Summary: Oregonian Harris describes the living suitability of the Cache Valley just north of the salt lake.
Journal entry: SUNDAY, 27TH. Morning fine but cold. The ox teams started at five minutes to eight and the remainder shortly after. We soon met eight of the Oregon men on their way back having over twenty horses and mules with them mostly laden with packs of robes, skins, etc. Several of the brethren sent letters back by them.
At two and three - quarters miles, arrived at the dividing ridge where Elder Pratt took a barometrical observational and found the altitude 7,085 feet above the level of the sea. This spot is 278 « miles from Fort John and is supposed to divide the Oregon and Indian Territory by a line running north and south.
At two miles farther we arrived at where Elder Pratt camped last night on the head waters of the Green River and although the stream is small, we have the satisfaction of seeing the current run west instead of east. The face of the country west looks level except far in the distance where a range of mountains peers up, their surface white with snow. There is good grass here but no timber nor in fact any in sight except on the mountains. Since leaving the pass we have descended considerably, winding around and between high bluffs or hills, but the road is good.
One of the Oregon men is returning with us today and then intends to wait for the next companies, etc., and act as a pilot for them. His name is Harris and he appears to be extensively known in Oregon and the subject of much dispute on account of his having found out a new route to Oregon much south of the old one. He appears to be a man of intelligence and well acquainted with the western country. He presented a file of the Oregon papers commencing with February 11, 1847, and five following numbers for our perusal during the day. He also presented a number of the California Star publisher at Yerba Buena by Samuel Brannan and edited by E. P. Jones. I had the privilege of perusing several of these papers during the day but found little interesting news.

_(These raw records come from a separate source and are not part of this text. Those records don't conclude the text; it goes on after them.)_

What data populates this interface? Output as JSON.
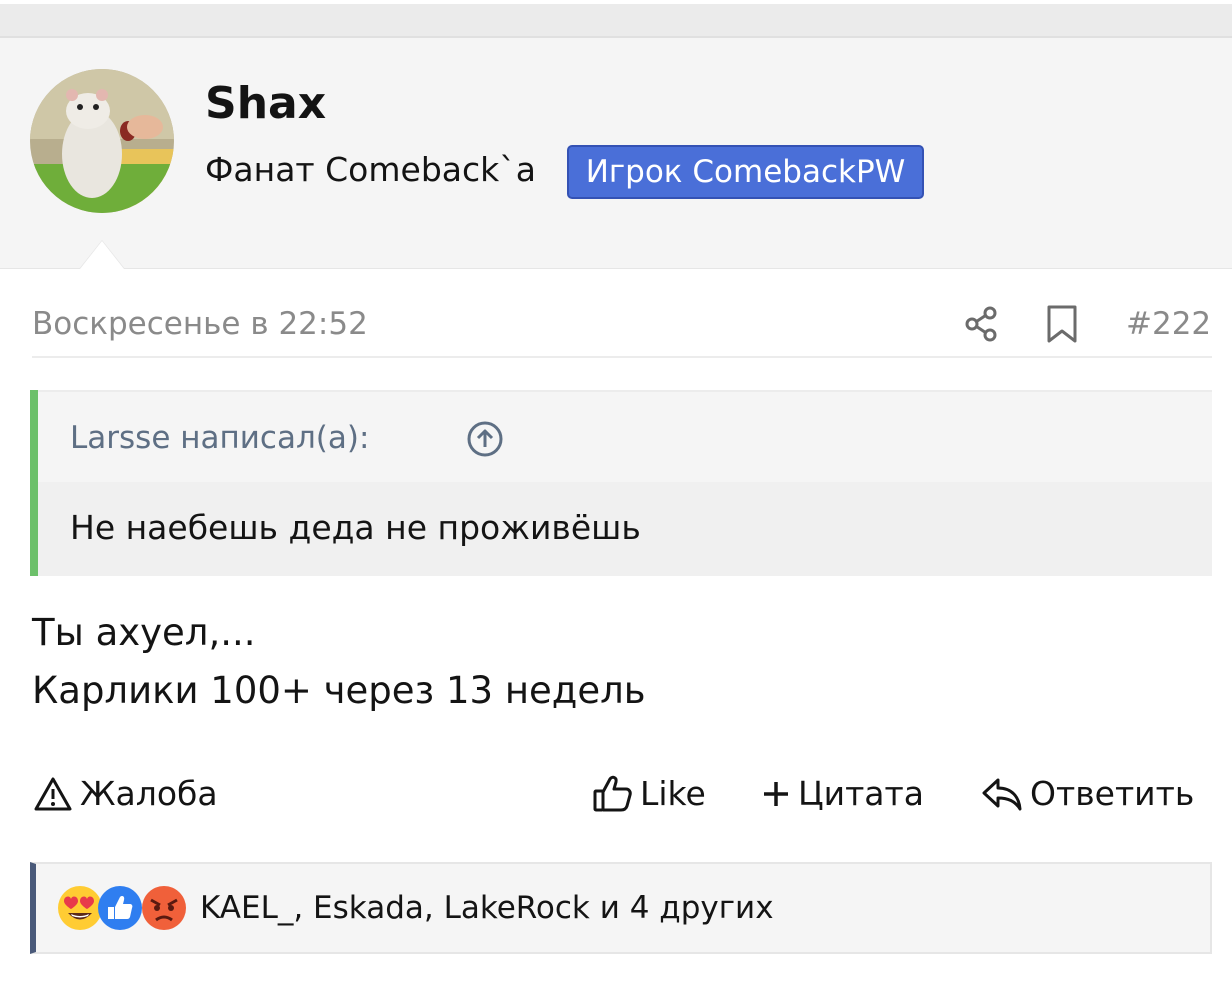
{
  "post": {
    "username": "Shax",
    "user_title": "Фанат Comeback`a",
    "user_badge": "Игрок ComebackPW",
    "date": "Воскресенье в 22:52",
    "post_number": "#222"
  },
  "quote": {
    "author": "Larsse написал(а):",
    "text": "Не наебешь деда не проживёшь"
  },
  "body": {
    "line1": "Ты ахуел,...",
    "line2": "Карлики 100+ через 13 недель"
  },
  "actions": {
    "report": "Жалоба",
    "like": "Like",
    "quote": "Цитата",
    "reply": "Ответить"
  },
  "reactions": {
    "icons": [
      "heart-eyes-emoji-icon",
      "thumbs-up-reaction-icon",
      "angry-face-emoji-icon"
    ],
    "summary": "KAEL_, Eskada, LakeRock и 4 других"
  },
  "colors": {
    "badge": "#4a6fd8",
    "quote_border": "#6cc06a",
    "reactions_border": "#4a5a7a",
    "meta_text": "#8a8a8a"
  }
}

Mr. Harris says he is well acquainted with the Bear River valley and the region around the salt lake. From his description, which is very discouraging, we have little chance to hope for even a moderately good country anywhere in those regions. He speaks of the whole region as being sandy and destitute of timber and vegetation except the wild sage. He gives the most favorable account of a small region under the Bear River mountains called the Cache Valley where they have practiced caching their robes, etc., to hide them front the Indian. He represents this as being a fine place to winter cattle.
After halting some time we proceeded onward and crossed the stream which is about three feet wide, then halted on its banks at twelve o'clock, having traveled six and a quarter miles, the day warm. The latitude at this halt was 42' 18' 58'. At 2:25 we started again and proceeded over gently rolling land and good hard road till 6:40 when we forined our encampment on the west banks of the Dry Sandy, having traveled this afternoon nine miles and during the day fifteen and a quarter.

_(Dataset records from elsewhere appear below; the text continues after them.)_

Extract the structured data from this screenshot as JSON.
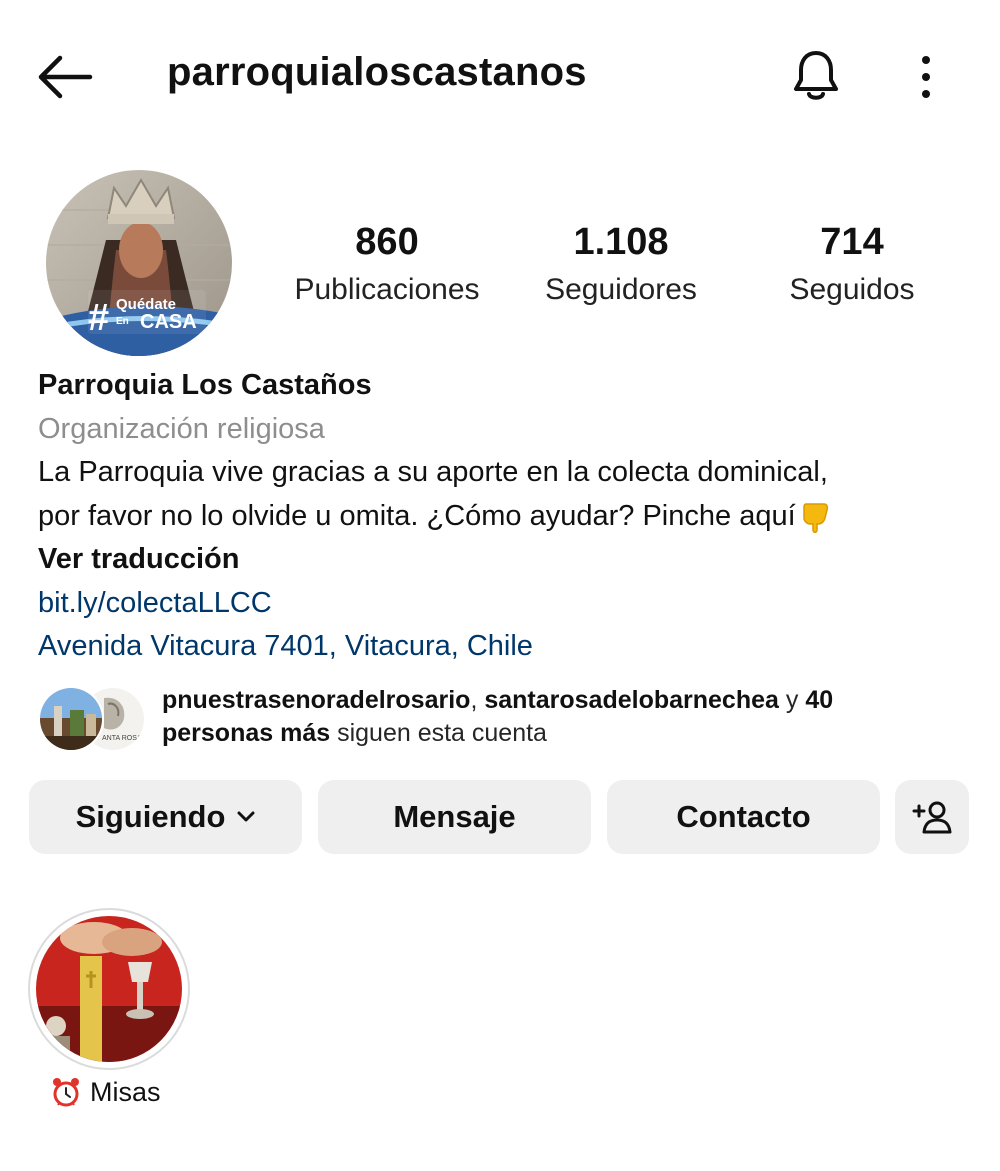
{
  "header": {
    "back_icon": "arrow-left-icon",
    "username": "parroquialoscastanos",
    "bell_icon": "bell-icon",
    "more_icon": "more-vertical-icon"
  },
  "avatar": {
    "badge_hash": "#",
    "badge_line1": "Quédate",
    "badge_line2": "CASA",
    "badge_small": "En"
  },
  "stats": [
    {
      "value": "860",
      "label": "Publicaciones"
    },
    {
      "value": "1.108",
      "label": "Seguidores"
    },
    {
      "value": "714",
      "label": "Seguidos"
    }
  ],
  "bio": {
    "name": "Parroquia Los Castaños",
    "category": "Organización religiosa",
    "line1": "La Parroquia vive gracias a su aporte en la colecta dominical,",
    "line2": "por favor no lo olvide u omita. ¿Cómo ayudar? Pinche aquí",
    "translate": "Ver traducción",
    "link": "bit.ly/colectaLLCC",
    "address": "Avenida Vitacura 7401, Vitacura, Chile"
  },
  "followed_by": {
    "user1": "pnuestrasenoradelrosario",
    "sep": ", ",
    "user2": "santarosadelobarnechea",
    "and": " y ",
    "count": "40",
    "more": "personas más",
    "suffix": " siguen esta cuenta",
    "avatar2_text": "ANTA ROSA"
  },
  "buttons": {
    "following": "Siguiendo",
    "message": "Mensaje",
    "contact": "Contacto",
    "add_user_icon": "add-user-icon"
  },
  "highlights": [
    {
      "label": "Misas",
      "icon": "alarm-clock-icon"
    }
  ],
  "colors": {
    "link": "#00376b",
    "button_bg": "#efefef",
    "secondary_text": "#8e8e8e"
  }
}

The country west for many miles appears destitute of timber and the view is very extensive. There is very little grass to be seen anywhere and not much near this creek. There is but little water in the creek at first sight, but by digging and tramping on the quick sand, sufficient water can easily be obtained to supply a large company. Elder Kimball has been on the road nearly two miles farther but discovered no chance for a camping ground better than this.
Mr. Harris has described a valley forty miles above the month of the Bear River, and thirty miles below the Bear Springs which might answer our purpose pretty well if the report is true. It is about thirty miles long and fifteen miles wide and tolerably well timbered. We generally feel that we shall know best by going ourselves for the reports of travelers are so contradictory it is impossible to know which is the truth without going to prove it.

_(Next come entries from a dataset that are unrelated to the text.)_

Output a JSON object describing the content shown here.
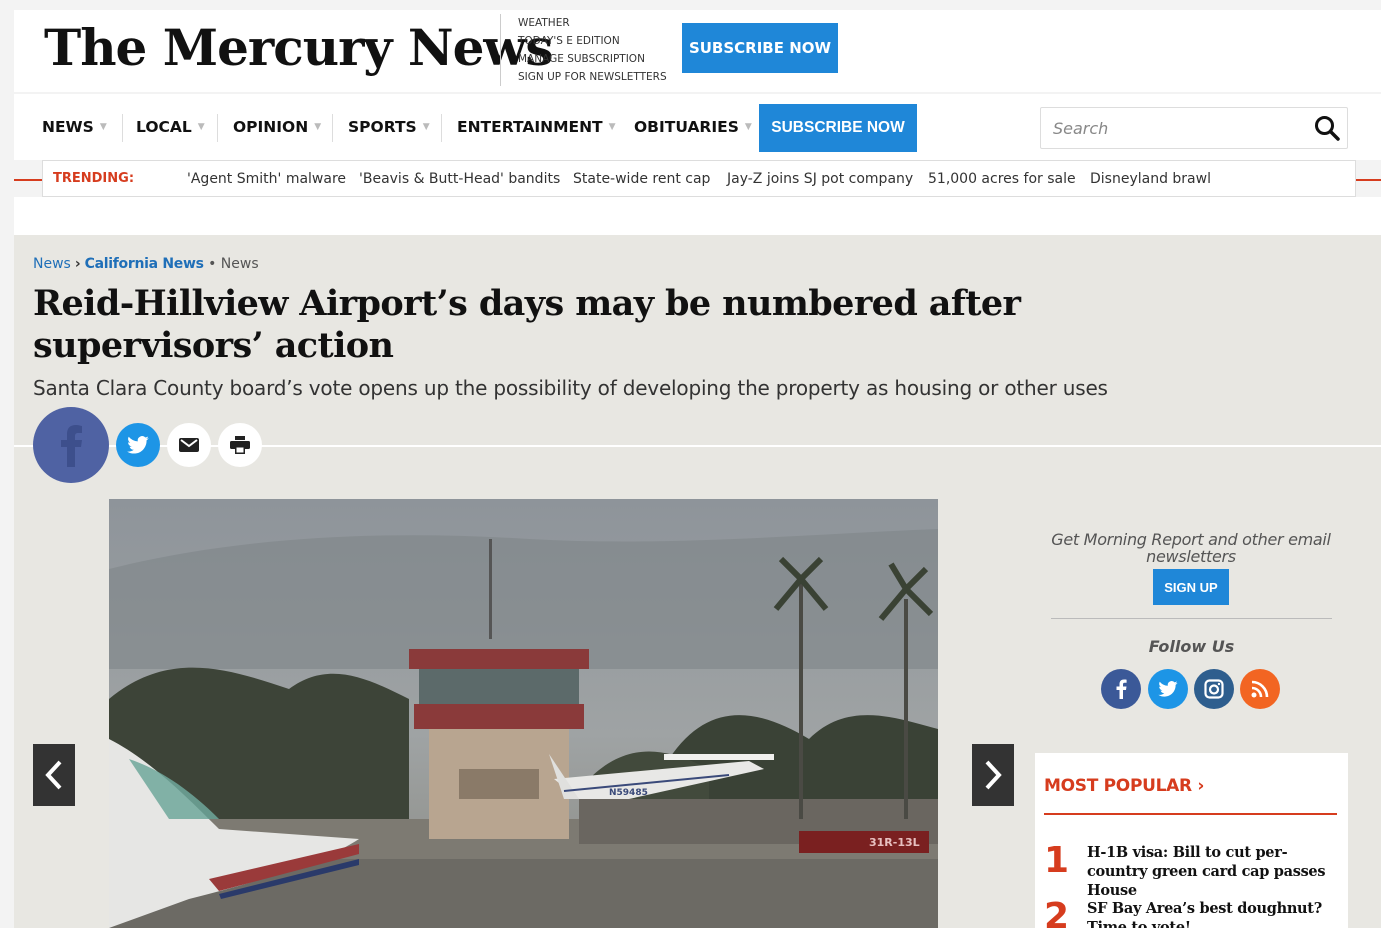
{
  "header": {
    "logo_text": "The Mercury News",
    "top_links": [
      "WEATHER",
      "TODAY'S E EDITION",
      "MANAGE SUBSCRIPTION",
      "SIGN UP FOR NEWSLETTERS"
    ],
    "subscribe_label": "SUBSCRIBE NOW"
  },
  "nav": {
    "items": [
      {
        "label": "NEWS"
      },
      {
        "label": "LOCAL"
      },
      {
        "label": "OPINION"
      },
      {
        "label": "SPORTS"
      },
      {
        "label": "ENTERTAINMENT"
      },
      {
        "label": "OBITUARIES"
      }
    ],
    "subscribe_label": "SUBSCRIBE NOW",
    "search_placeholder": "Search",
    "search_icon": "magnifier-icon"
  },
  "trending": {
    "label": "TRENDING:",
    "items": [
      "'Agent Smith' malware",
      "'Beavis & Butt-Head' bandits",
      "State-wide rent cap",
      "Jay-Z joins SJ pot company",
      "51,000 acres for sale",
      "Disneyland brawl"
    ]
  },
  "article": {
    "breadcrumb": {
      "root": "News",
      "section": "California News",
      "sep": "•",
      "tail": "News"
    },
    "headline": "Reid-Hillview Airport’s days may be numbered after supervisors’ action",
    "subhead": "Santa Clara County board’s vote opens up the possibility of developing the property as housing or other uses",
    "share_icons": [
      "facebook-icon",
      "twitter-icon",
      "mail-icon",
      "print-icon"
    ],
    "photo": {
      "tail_number": "N59485",
      "runway_sign": "31R-13L"
    }
  },
  "sidebar": {
    "newsletter_promo": "Get Morning Report and other email newsletters",
    "signup_label": "SIGN UP",
    "follow_label": "Follow Us",
    "social_icons": [
      "facebook-icon",
      "twitter-icon",
      "instagram-icon",
      "rss-icon"
    ],
    "most_popular": {
      "title": "MOST POPULAR ›",
      "items": [
        {
          "rank": "1",
          "title": "H-1B visa: Bill to cut per-country green card cap passes House"
        },
        {
          "rank": "2",
          "title": "SF Bay Area’s best doughnut? Time to vote!"
        }
      ]
    }
  },
  "colors": {
    "accent_blue": "#1f87d8",
    "accent_red": "#d63c1e",
    "facebook": "#4f62a3",
    "twitter": "#1d95e6"
  }
}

It is three years today since our brethren Joseph and Hyrum were taken from us and it was the general feeling to spend the day in fasting and prayer but with the gentile companies being close in our rear and feed scarce it was considered necessary to keep ahead of them, for the benefit of our teams. Many minds have reverted back to the scenes at Carthage jail, and it is a gratification that we have so far prospered in our endeavors to get from under the grasp of our enemies.